At around 8:00 p.m., on her way home from work, Kinney said she bumped into one of the PG&E inspectors, who was by then already on his second trip to the complex.
“The smell was stronger than in the morning and I said, ‘So somebody reported a gas smell’ He said, ‘I don’t smell a gas smell.’”
“So I said, ‘My throat hurts and my eyes burn, and you’re telling me you don’t smell gas’”
Kinney said the man said that his sensor showed no gas leak.
“He told me, ‘It’s not gas. It will dissipate. It’s probably coming from over there,’ and then he pointed to that field,” she said.
PG&E’s Tam said inspectors used a device that detects both natural gas and propane but found neither at the apartment complex. She said inspectors also checked the PG&E meter to see if the gas flow to the building was normal, which it was.
But a little more than an hour after the inspector left, while Kinney was lying in bed with her kids, she heard the giant “Baa-Boom!”
PG&E’s story differs from those of Sycamore Apartment residents in other ways.
Tam said that the company had received no other calls about gas leaks at the complex the past two months, but various residents contradicted that claim.
Tina Baker, a resident who lost her Chihuahua puppy in the fire, as well as thousands of dollars of prescription medicine, said one of her neighbors told her a gas leak was reported to PG&E three weeks prior to the fire.
“We’ve had leaks before. A few weeks ago, neighbors said they smelled it (gas) pretty bad and PG&E came to fix it,” she said.
Baker, who is unemployed and moved to Tracy just a month and a half ago, said the fire has left her with nothing.
“People said they made three or four different calls (to PG&E) over the last few days,” said Sanchez, whose mother, Beatrice, lost her home. “A guy came out and said everything was fine.
“I think a gas leak caused the blast.”
Eric Wheeler, 16, who lives nearby, heard the blast and ran out to see the fire.
“PG&E should have known what was going on,” he said
But the company’s spokeswoman said the inspectors did their job, and Robinson said, “PG&E did all they could.”

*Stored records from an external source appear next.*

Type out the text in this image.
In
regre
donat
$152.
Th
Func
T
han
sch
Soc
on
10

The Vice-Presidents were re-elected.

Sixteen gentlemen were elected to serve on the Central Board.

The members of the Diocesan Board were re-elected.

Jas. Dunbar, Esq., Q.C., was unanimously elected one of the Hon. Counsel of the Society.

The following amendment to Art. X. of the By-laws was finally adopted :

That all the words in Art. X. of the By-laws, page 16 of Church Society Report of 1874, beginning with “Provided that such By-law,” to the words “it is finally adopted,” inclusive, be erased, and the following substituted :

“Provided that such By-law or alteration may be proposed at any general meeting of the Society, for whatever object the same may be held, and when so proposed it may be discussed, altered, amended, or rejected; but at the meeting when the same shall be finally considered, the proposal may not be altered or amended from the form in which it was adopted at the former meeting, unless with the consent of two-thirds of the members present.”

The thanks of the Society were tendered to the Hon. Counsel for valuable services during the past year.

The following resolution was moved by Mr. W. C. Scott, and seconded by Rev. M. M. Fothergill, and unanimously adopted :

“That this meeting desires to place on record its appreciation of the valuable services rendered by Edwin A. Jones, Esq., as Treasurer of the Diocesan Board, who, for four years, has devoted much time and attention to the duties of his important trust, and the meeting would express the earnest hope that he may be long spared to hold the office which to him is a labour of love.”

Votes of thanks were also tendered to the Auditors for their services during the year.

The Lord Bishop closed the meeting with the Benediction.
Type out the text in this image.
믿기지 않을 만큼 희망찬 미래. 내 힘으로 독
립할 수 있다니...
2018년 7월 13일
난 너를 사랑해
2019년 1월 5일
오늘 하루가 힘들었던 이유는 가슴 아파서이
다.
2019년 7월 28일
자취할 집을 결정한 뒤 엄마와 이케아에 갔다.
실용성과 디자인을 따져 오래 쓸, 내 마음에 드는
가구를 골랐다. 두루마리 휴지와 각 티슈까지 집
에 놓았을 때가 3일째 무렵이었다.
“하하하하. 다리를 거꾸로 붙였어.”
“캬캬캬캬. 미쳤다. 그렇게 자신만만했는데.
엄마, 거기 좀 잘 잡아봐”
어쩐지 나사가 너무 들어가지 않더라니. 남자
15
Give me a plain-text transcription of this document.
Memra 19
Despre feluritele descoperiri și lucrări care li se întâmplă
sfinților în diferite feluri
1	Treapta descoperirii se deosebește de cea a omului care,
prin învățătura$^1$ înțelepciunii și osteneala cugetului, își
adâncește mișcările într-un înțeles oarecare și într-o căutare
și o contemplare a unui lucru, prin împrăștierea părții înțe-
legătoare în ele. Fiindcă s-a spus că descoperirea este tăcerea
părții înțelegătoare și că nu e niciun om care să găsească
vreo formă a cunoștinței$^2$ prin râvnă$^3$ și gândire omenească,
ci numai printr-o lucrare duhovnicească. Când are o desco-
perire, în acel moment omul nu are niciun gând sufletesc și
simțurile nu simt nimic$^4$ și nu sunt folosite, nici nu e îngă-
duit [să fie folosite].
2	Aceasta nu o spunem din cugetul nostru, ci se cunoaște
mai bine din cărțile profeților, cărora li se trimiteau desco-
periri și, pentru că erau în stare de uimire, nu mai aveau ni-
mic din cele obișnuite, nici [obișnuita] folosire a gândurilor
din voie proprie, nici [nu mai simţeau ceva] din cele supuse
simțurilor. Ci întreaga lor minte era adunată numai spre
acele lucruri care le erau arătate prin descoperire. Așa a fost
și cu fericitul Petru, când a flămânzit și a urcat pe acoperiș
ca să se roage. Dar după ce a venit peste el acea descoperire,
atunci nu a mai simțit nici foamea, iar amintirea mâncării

Kinney said that the morning after the blast, on the side of the burned building, PG&E crews dug up the sidewalk to access the main gas lines — news that surprised Robinson. The hole in the sidewalk is now covered up by a board.
Residents also spoke favorably of the man whose apartment exploded.
“He’s a great guy, immaculate. He bought us shrimp one time.” Kinney said, adding that he was liked by other neighbors who knew him as “a very good Christian man.”
“His name is Don. He’s about 52,” Kinney said.